My secondary data analyses support previous whistle-blowing research in relating supervisor status, greater importance placed on anonymity, greater organizational support for anonymous reporting, greater organizational protection for whistle-blowers and greater severity of observed misconduct to increased reporting. Contrary to what previous literature theorizes, I find more observed leader misconduct and in-group location of misconduct relate to increased reporting. With the exception of an expressed in-group preference, my qualitative analyses reinforce these findings and identify a peer-oriented culture and self-preservation as reasons why unethical conduct may go unreported. My interview data also reveal that participants prefer to report unethical conduct to a trusted leader, although the severity of such misconduct may moderate this preference.

My vignette analyses find greater trust in leaders is related to increased reporting only for non-supervisors, highlighting the additional importance trust plays for lower-status individuals. Also, good behavior by the leader accepting a report is related to increased reporting for all participants.

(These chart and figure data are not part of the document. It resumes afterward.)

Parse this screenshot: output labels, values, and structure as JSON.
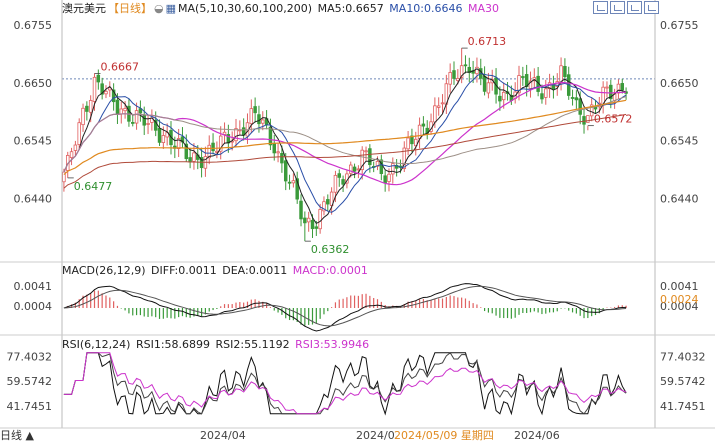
{
  "header": {
    "symbol": "澳元美元",
    "period": "【日线】",
    "period_icon": "circle-half-icon",
    "ma_label": "MA(5,10,30,60,100,200)",
    "ma5": "MA5:0.6657",
    "ma10": "MA10:0.6646",
    "ma30": "MA30"
  },
  "toolbar": {
    "icons": [
      "grid-icon",
      "grid-icon",
      "grid-icon",
      "grid-icon"
    ]
  },
  "macd_header": {
    "label": "MACD(26,12,9)",
    "diff": "DIFF:0.0011",
    "dea": "DEA:0.0011",
    "macd": "MACD:0.0001"
  },
  "rsi_header": {
    "label": "RSI(6,12,24)",
    "rsi1": "RSI1:58.6899",
    "rsi2": "RSI2:55.1192",
    "rsi3": "RSI3:53.9946"
  },
  "footer": {
    "corner_label": "日线 ▲"
  },
  "colors": {
    "up": "#e06060",
    "down": "#3a9a3a",
    "ma5": "#222222",
    "ma10": "#2a4fa8",
    "ma30": "#cc33cc",
    "ma60": "#9c8f86",
    "ma100": "#e08a20",
    "ma200": "#b04a3a",
    "highlight": "#e08a20",
    "axis": "#888888"
  },
  "chart_data": [
    {
      "type": "candlestick",
      "series": [
        "MA5",
        "MA10",
        "MA30",
        "MA60",
        "MA100",
        "MA200"
      ],
      "y_ticks": [
        "0.6755",
        "0.6650",
        "0.6545",
        "0.6440"
      ],
      "ylim": [
        0.6335,
        0.6775
      ],
      "x_ticks": [
        "2024/04",
        "2024/0",
        "2024/06"
      ],
      "hover_date": "2024/05/09 星期四",
      "reference_line": 0.6657,
      "annotations": [
        {
          "label": "0.6477",
          "value": 0.6477,
          "bar": 1
        },
        {
          "label": "0.6667",
          "value": 0.6667,
          "bar": 8
        },
        {
          "label": "0.6362",
          "value": 0.6362,
          "bar": 63
        },
        {
          "label": "0.6713",
          "value": 0.6713,
          "bar": 104
        },
        {
          "label": "0.6572",
          "value": 0.6572,
          "bar": 137
        }
      ]
    },
    {
      "type": "macd",
      "series": [
        "DIFF",
        "DEA",
        "MACD"
      ],
      "y_ticks": [
        "0.0041",
        "0.0004"
      ],
      "highlight_tick": "0.0024",
      "ylim": [
        -0.0045,
        0.006
      ]
    },
    {
      "type": "line",
      "series": [
        "RSI1",
        "RSI2",
        "RSI3"
      ],
      "y_ticks": [
        "77.4032",
        "59.5742",
        "41.7451"
      ],
      "ylim": [
        33,
        82
      ]
    }
  ]
}
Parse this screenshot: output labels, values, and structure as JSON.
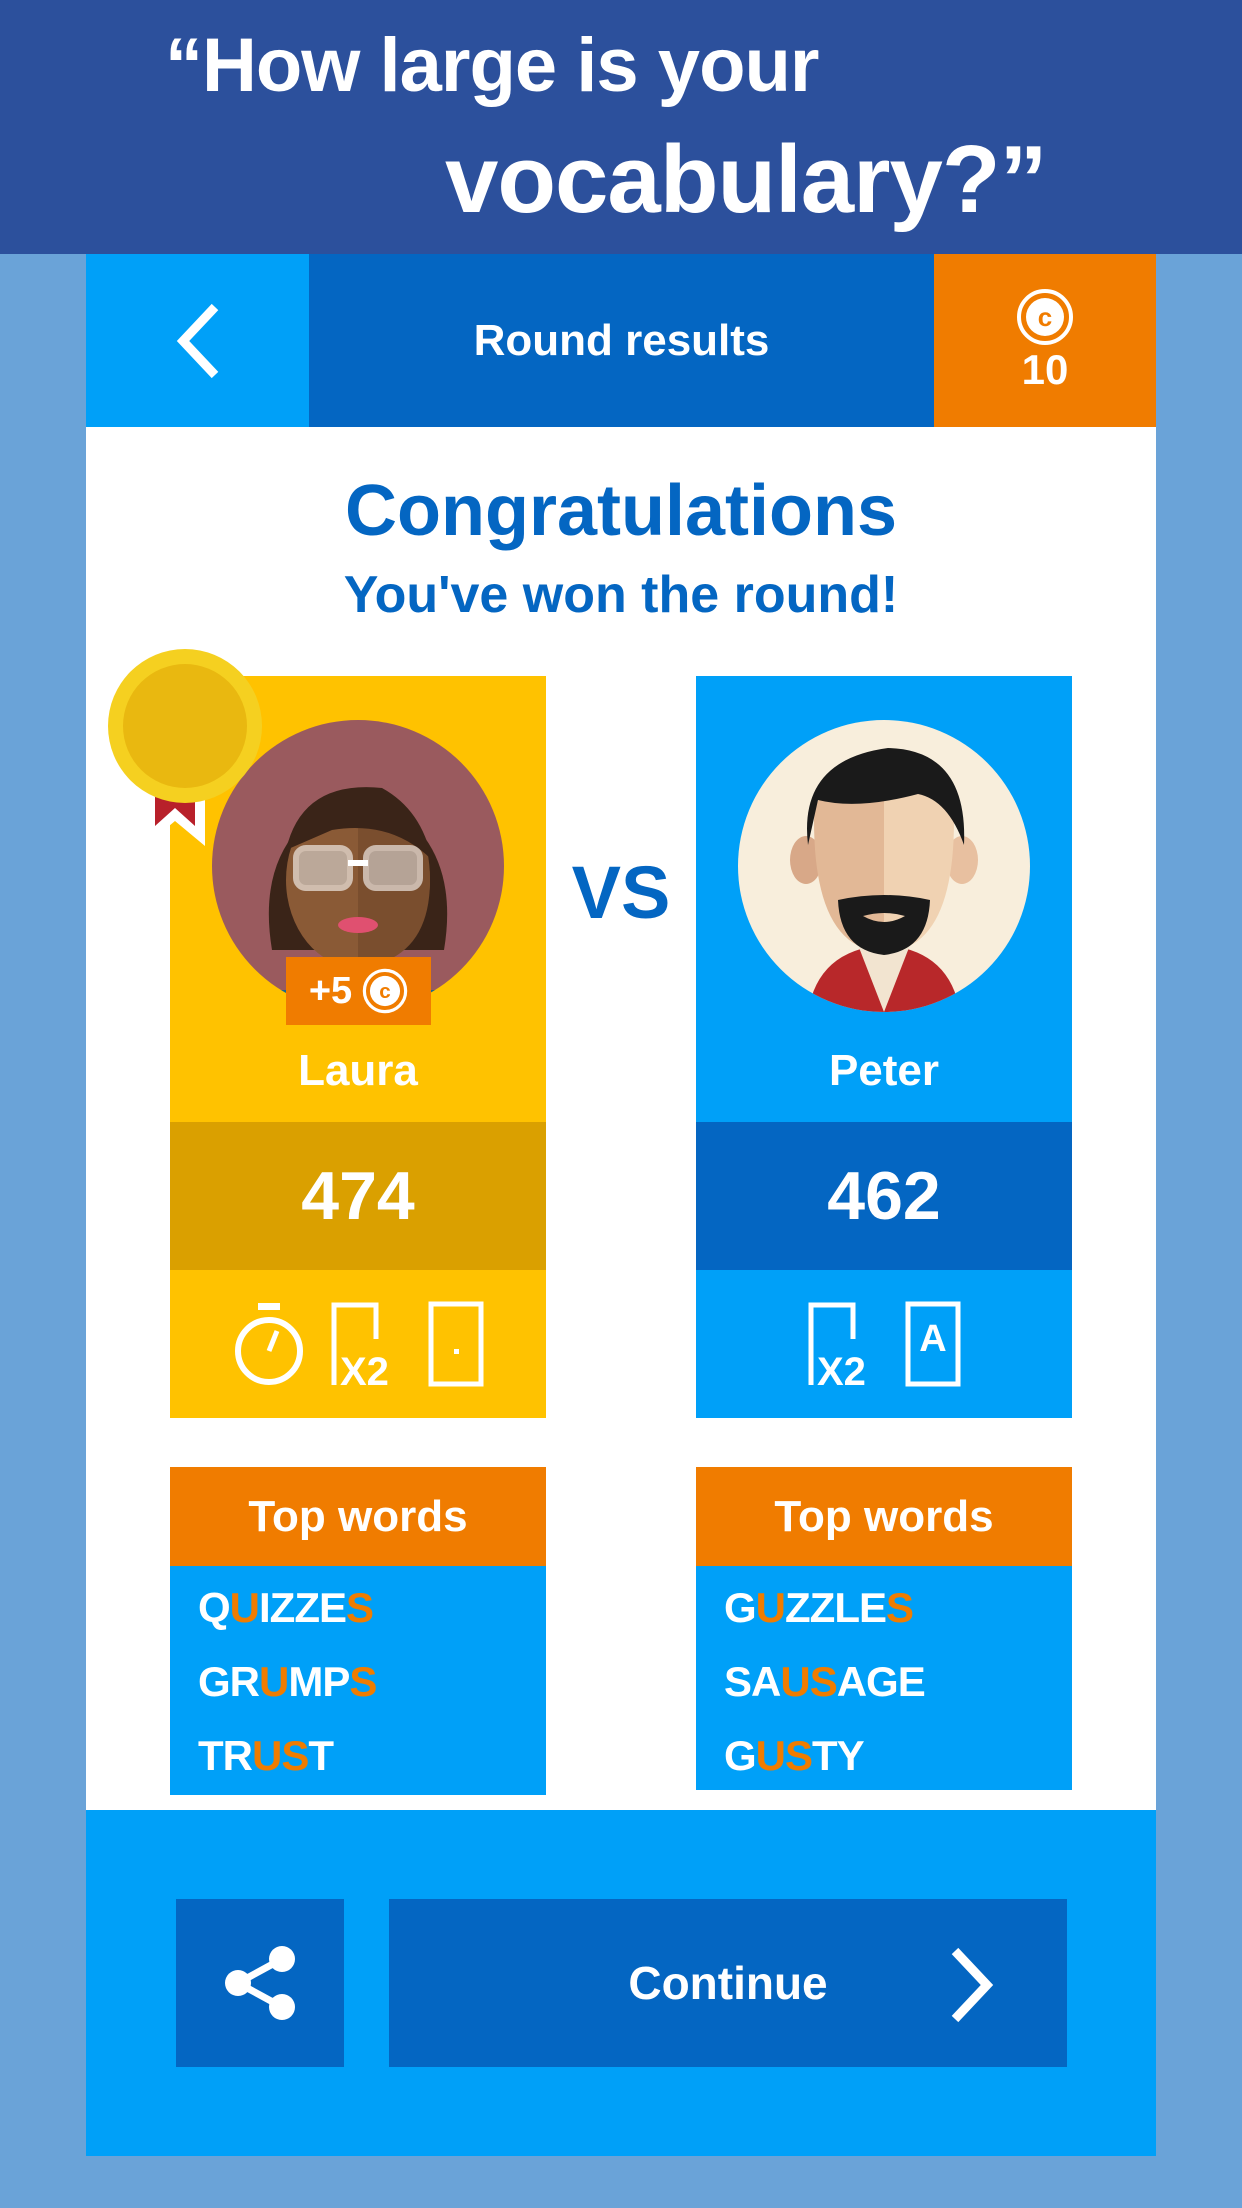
{
  "banner": {
    "line1": "“How large is your",
    "line2": "vocabulary?”"
  },
  "topbar": {
    "back_icon": "chevron-left-icon",
    "title": "Round results",
    "coin_icon": "coin-icon",
    "coins": "10"
  },
  "headline": {
    "title": "Congratulations",
    "subtitle": "You've won the round!"
  },
  "vs": "VS",
  "players": [
    {
      "name": "Laura",
      "score": "474",
      "bonus": "+5",
      "winner": true,
      "powerups": [
        "stopwatch-icon",
        "double-score-icon",
        "blank-tile-icon"
      ],
      "color": "#ffc200",
      "score_color": "#daa000"
    },
    {
      "name": "Peter",
      "score": "462",
      "powerups": [
        "double-score-icon",
        "letter-tile-icon"
      ],
      "tile_letter": "A",
      "double_label": "X2",
      "color": "#00a0f8",
      "score_color": "#0466c2"
    }
  ],
  "top_words": [
    {
      "label": "Top words",
      "words": [
        [
          {
            "t": "Q"
          },
          {
            "t": "U",
            "hl": true
          },
          {
            "t": "IZZE"
          },
          {
            "t": "S",
            "hl": true
          }
        ],
        [
          {
            "t": "GR"
          },
          {
            "t": "U",
            "hl": true
          },
          {
            "t": "MP"
          },
          {
            "t": "S",
            "hl": true
          }
        ],
        [
          {
            "t": "TR"
          },
          {
            "t": "US",
            "hl": true
          },
          {
            "t": "T"
          }
        ]
      ]
    },
    {
      "label": "Top words",
      "words": [
        [
          {
            "t": "G"
          },
          {
            "t": "U",
            "hl": true
          },
          {
            "t": "ZZLE"
          },
          {
            "t": "S",
            "hl": true
          }
        ],
        [
          {
            "t": "SA"
          },
          {
            "t": "US",
            "hl": true
          },
          {
            "t": "AGE"
          }
        ],
        [
          {
            "t": "G"
          },
          {
            "t": "US",
            "hl": true
          },
          {
            "t": "TY"
          }
        ]
      ]
    }
  ],
  "actions": {
    "share_icon": "share-icon",
    "continue": "Continue"
  },
  "colors": {
    "banner": "#2c509c",
    "dark_blue": "#0466c2",
    "light_blue": "#00a0f8",
    "orange": "#f07c00",
    "yellow": "#ffc200"
  }
}
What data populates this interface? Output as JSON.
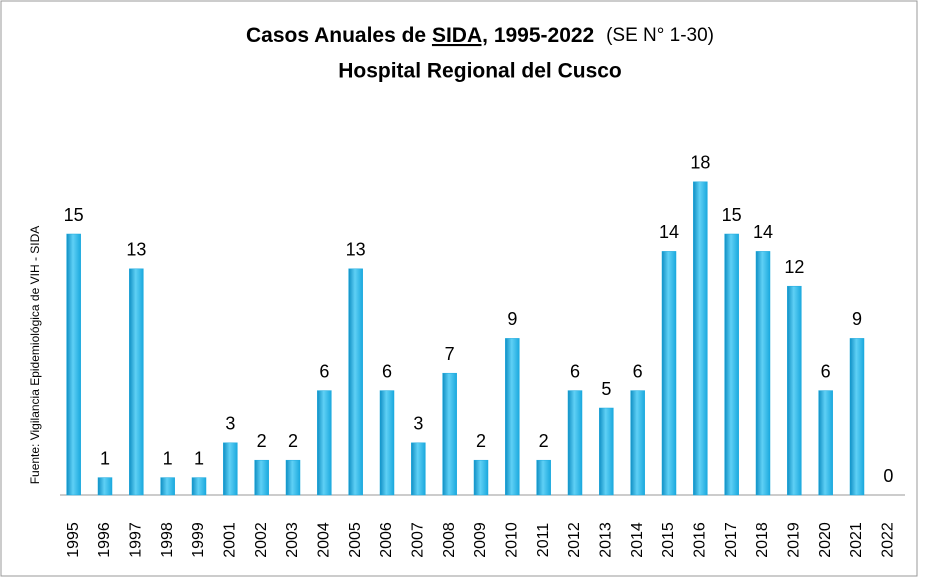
{
  "chart_data": {
    "type": "bar",
    "title_parts": [
      "Casos Anuales de",
      "SIDA,",
      "1995-2022",
      "(SE N° 1-30)"
    ],
    "subtitle": "Hospital Regional del Cusco",
    "source": "Fuente: Vigilancia Epidemiológica de VIH - SIDA",
    "categories": [
      "1995",
      "1996",
      "1997",
      "1998",
      "1999",
      "2001",
      "2002",
      "2003",
      "2004",
      "2005",
      "2006",
      "2007",
      "2008",
      "2009",
      "2010",
      "2011",
      "2012",
      "2013",
      "2014",
      "2015",
      "2016",
      "2017",
      "2018",
      "2019",
      "2020",
      "2021",
      "2022"
    ],
    "values": [
      15,
      1,
      13,
      1,
      1,
      3,
      2,
      2,
      6,
      13,
      6,
      3,
      7,
      2,
      9,
      2,
      6,
      5,
      6,
      14,
      18,
      15,
      14,
      12,
      6,
      9,
      0
    ],
    "color": "#1ba9de",
    "ylim": [
      0,
      20
    ]
  }
}
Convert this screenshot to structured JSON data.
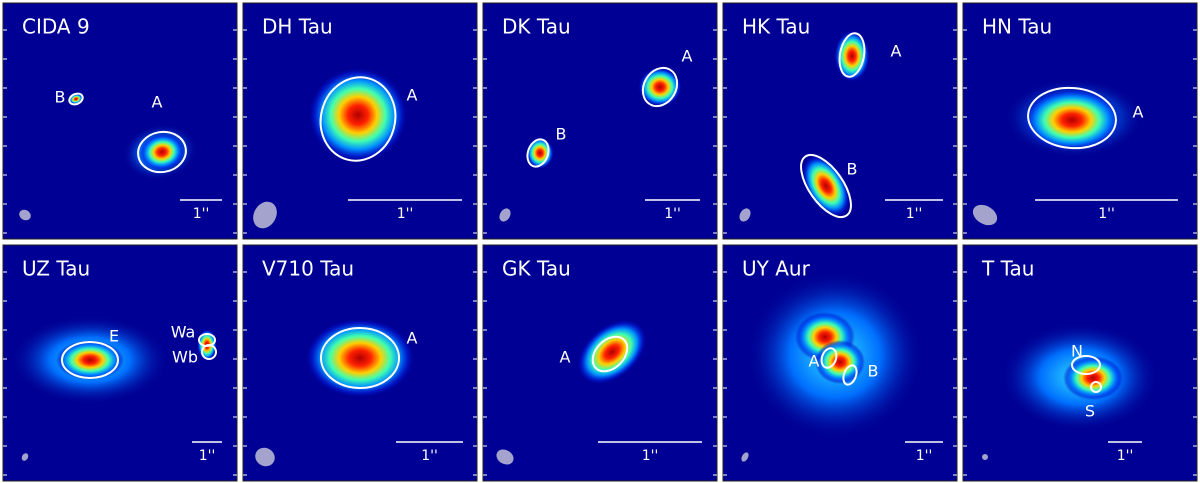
{
  "panels": [
    {
      "title": "CIDA 9",
      "labels": [
        "B",
        "A"
      ],
      "scale": "1''"
    },
    {
      "title": "DH Tau",
      "labels": [
        "A"
      ],
      "scale": "1''"
    },
    {
      "title": "DK Tau",
      "labels": [
        "A",
        "B"
      ],
      "scale": "1''"
    },
    {
      "title": "HK Tau",
      "labels": [
        "A",
        "B"
      ],
      "scale": "1''"
    },
    {
      "title": "HN Tau",
      "labels": [
        "A"
      ],
      "scale": "1''"
    },
    {
      "title": "UZ Tau",
      "labels": [
        "E",
        "Wa",
        "Wb"
      ],
      "scale": "1''"
    },
    {
      "title": "V710 Tau",
      "labels": [
        "A"
      ],
      "scale": "1''"
    },
    {
      "title": "GK Tau",
      "labels": [
        "A"
      ],
      "scale": "1''"
    },
    {
      "title": "UY Aur",
      "labels": [
        "A",
        "B"
      ],
      "scale": "1''"
    },
    {
      "title": "T Tau",
      "labels": [
        "N",
        "S"
      ],
      "scale": "1''"
    }
  ]
}
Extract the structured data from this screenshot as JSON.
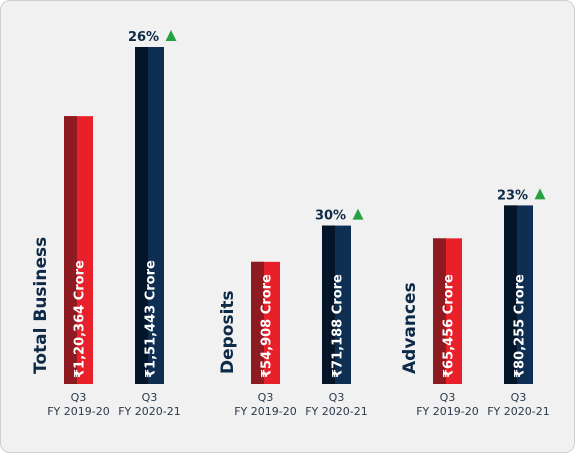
{
  "chart_data": {
    "type": "bar",
    "unit": "Crore",
    "currency_symbol": "₹",
    "categories": [
      {
        "line1": "Q3",
        "line2": "FY 2019-20"
      },
      {
        "line1": "Q3",
        "line2": "FY 2020-21"
      }
    ],
    "groups": [
      {
        "name": "Total Business",
        "bars": [
          {
            "label": "₹1,20,364 Crore",
            "value": 120364
          },
          {
            "label": "₹1,51,443 Crore",
            "value": 151443
          }
        ],
        "growth": "26%"
      },
      {
        "name": "Deposits",
        "bars": [
          {
            "label": "₹54,908 Crore",
            "value": 54908
          },
          {
            "label": "₹71,188 Crore",
            "value": 71188
          }
        ],
        "growth": "30%"
      },
      {
        "name": "Advances",
        "bars": [
          {
            "label": "₹65,456 Crore",
            "value": 65456
          },
          {
            "label": "₹80,255 Crore",
            "value": 80255
          }
        ],
        "growth": "23%"
      }
    ],
    "growth_icon": "up-triangle-icon",
    "colors": {
      "prior_front": "#e8202a",
      "prior_side": "#8e1a22",
      "current_front": "#0f2f52",
      "current_side": "#04152a",
      "growth_arrow": "#27a243"
    }
  }
}
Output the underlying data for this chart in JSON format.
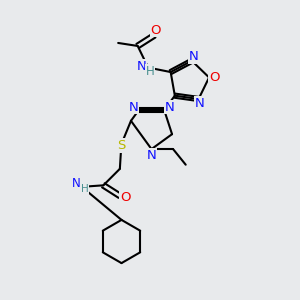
{
  "bg_color": "#e8eaec",
  "atom_colors": {
    "C": "#000000",
    "N": "#1010ff",
    "O": "#ee0000",
    "S": "#b8b800",
    "H": "#4a9090"
  },
  "lw": 1.5,
  "fs": 9.5,
  "fsm": 8.5
}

My vignette data bolster previous findings, including relating a lesser orientation towards Machiavellianism to increased reporting, and find the severity of observed misconduct has the largest relative effect on the reporting outcome. Counter to my prediction, vignette participants are less likely to report unethical conduct perpetrated by a supervisor supporting the notion that fear of retaliation may factor into the reporting decision. By highlighting obstacles to reporting, I assist leaders in addressing such barriers possibly contributing to the identification and correction of unethical conduct. I conclude with implications for federal employees and all leaders seeking to increase the reporting of unethical conduct in their organizations.